While online shopping is no longer novel, many of us are still unfamiliar with making purchases on our phones. One company in South Korea is pushing the idea of virtual consumerism even further by launching a virtual supermarket that is being tested in Seoul subway stations.
The subway station convenience store has rows of billboards displaying pictures of food and drink. What many would not understand without looking closer, however, is that those pictures are not just advertisements for food – they are an entire supermarket that shoppers can access with their smart phones.
Homeplus, a South Korean affiliate of grocery giants Tesco, said that this virtual market is designed mainly for younger people.
Jo Hyuan Jae, the project co-ordinator for Homeplus, says that young Koreans are relying more and more on smartphones to get their daily tasks done easily.

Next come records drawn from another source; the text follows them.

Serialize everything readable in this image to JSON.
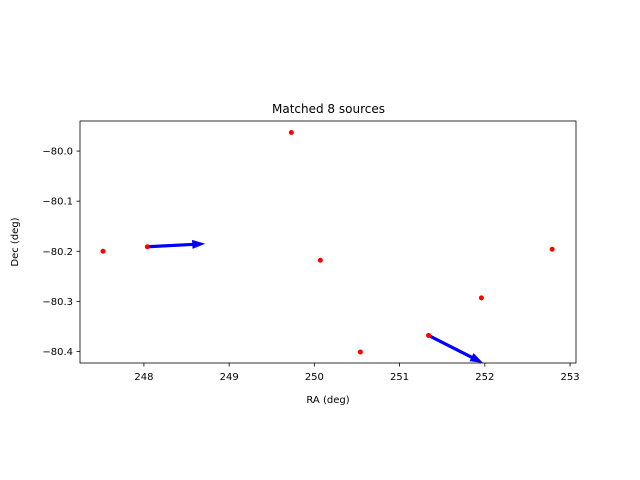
{
  "chart_data": {
    "type": "scatter",
    "title": "Matched 8 sources",
    "xlabel": "RA (deg)",
    "ylabel": "Dec (deg)",
    "xlim": [
      247.25,
      253.07
    ],
    "ylim": [
      -80.423,
      -79.94
    ],
    "x_ticks": [
      248,
      249,
      250,
      251,
      252,
      253
    ],
    "x_tick_labels": [
      "248",
      "249",
      "250",
      "251",
      "252",
      "253"
    ],
    "y_ticks": [
      -80.0,
      -80.1,
      -80.2,
      -80.3,
      -80.4
    ],
    "y_tick_labels": [
      "−80.0",
      "−80.1",
      "−80.2",
      "−80.3",
      "−80.4"
    ],
    "grid": false,
    "points": [
      {
        "x": 247.52,
        "y": -80.2
      },
      {
        "x": 248.04,
        "y": -80.191
      },
      {
        "x": 249.73,
        "y": -79.963
      },
      {
        "x": 250.07,
        "y": -80.218
      },
      {
        "x": 250.54,
        "y": -80.401
      },
      {
        "x": 251.34,
        "y": -80.368
      },
      {
        "x": 251.96,
        "y": -80.293
      },
      {
        "x": 252.79,
        "y": -80.196
      }
    ],
    "vectors": [
      {
        "x": 248.04,
        "y": -80.191,
        "x_end": 248.72,
        "y_end": -80.185
      },
      {
        "x": 251.34,
        "y": -80.368,
        "x_end": 251.98,
        "y_end": -80.423
      }
    ],
    "point_color": "#ff0000",
    "vector_color": "#0000ff"
  }
}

He has data to back him up, as well: earlier this year, the Wall Street Journal reported that there were more than 10 million smartphone subscribers in South Korea. These figures came as a drastic climb from just a few hundred thousand in 2009.
Jo Hyuan Jae also says that the Homeplus customer is extremely busy and may not have time to go to the supermarket when they need to shop.
With the virtual market, customers can download the Homeplus app, go up to the pictures of over 500 of the most popular items, and scan the QR, or Quick Response code.
Once the code is scanned, the picture of the product comes up on the phone asking customers to confirm the size of the product and the time and place of delivery.
Homeplus even vows to deliver groceries on the same day if the order is placed before 13:00.
The grocery chain revealed that they are planning to put more virtual stores in other underground train stations, specifically those by the city’s universities.